In his magisterial work For a New Liberty: The Libertarian Manifesto, Murray Rothbard observed that for a reasonably free society to exist, “police and the other authorities [must be subject] to the same law as everyone else….. [I]f everyone is supposed to be subject to the same criminal law, then exempting the authorities from that law gives them a legal license to commit continual aggression.”
That license is found in the abhorrent doctrine of “qualified immunity,” which the Idaho State Code condenses into 37 words. One immensely useful reform – pending the complete abolition of the coercive caste, of course – would be to delete that provision from the Idaho Code, and to do the same with similar measures in other states.

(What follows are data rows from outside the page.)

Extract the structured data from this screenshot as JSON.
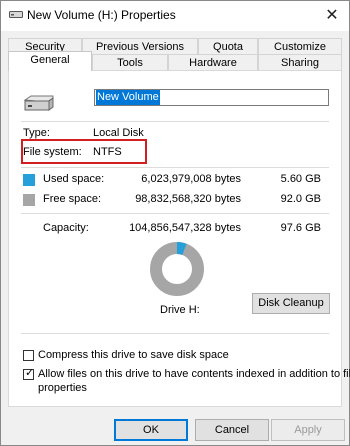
{
  "window": {
    "title": "New Volume (H:) Properties",
    "close_glyph": "✕"
  },
  "tabs": {
    "row1": [
      "Security",
      "Previous Versions",
      "Quota",
      "Customize"
    ],
    "row2": [
      "General",
      "Tools",
      "Hardware",
      "Sharing"
    ]
  },
  "general": {
    "volume_name": "New Volume",
    "type_label": "Type:",
    "type_value": "Local Disk",
    "fs_label": "File system:",
    "fs_value": "NTFS",
    "used_label": "Used space:",
    "used_bytes": "6,023,979,008 bytes",
    "used_gb": "5.60 GB",
    "free_label": "Free space:",
    "free_bytes": "98,832,568,320 bytes",
    "free_gb": "92.0 GB",
    "capacity_label": "Capacity:",
    "capacity_bytes": "104,856,547,328 bytes",
    "capacity_gb": "97.6 GB",
    "drive_label": "Drive H:",
    "disk_cleanup": "Disk Cleanup",
    "compress_label": "Compress this drive to save disk space",
    "compress_checked": false,
    "index_label_line1": "Allow files on this drive to have contents indexed in addition to file",
    "index_label_line2": "properties",
    "index_checked": true,
    "used_fraction": 0.0574,
    "colors": {
      "used": "#26a0da",
      "free": "#a6a6a6"
    }
  },
  "buttons": {
    "ok": "OK",
    "cancel": "Cancel",
    "apply": "Apply"
  }
}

Police accused of “excessive force” often complain that it is difficult to calibrate the acceptable level of coercion, and insist that as long as they believe their actions are lawful, they can’t be questioned. Abolishing the spurious doctrine of “qualified immunity” would relieve police of that burden by requiring them to recognize that all aggressive violence is criminal, and will have individualized legal consequences.
“But if this principle is adopted, it could effectively end law enforcement as we understand it!” police apologists would protest. To which I would reply: “Oh, good – I see I’m not going too fast for you.”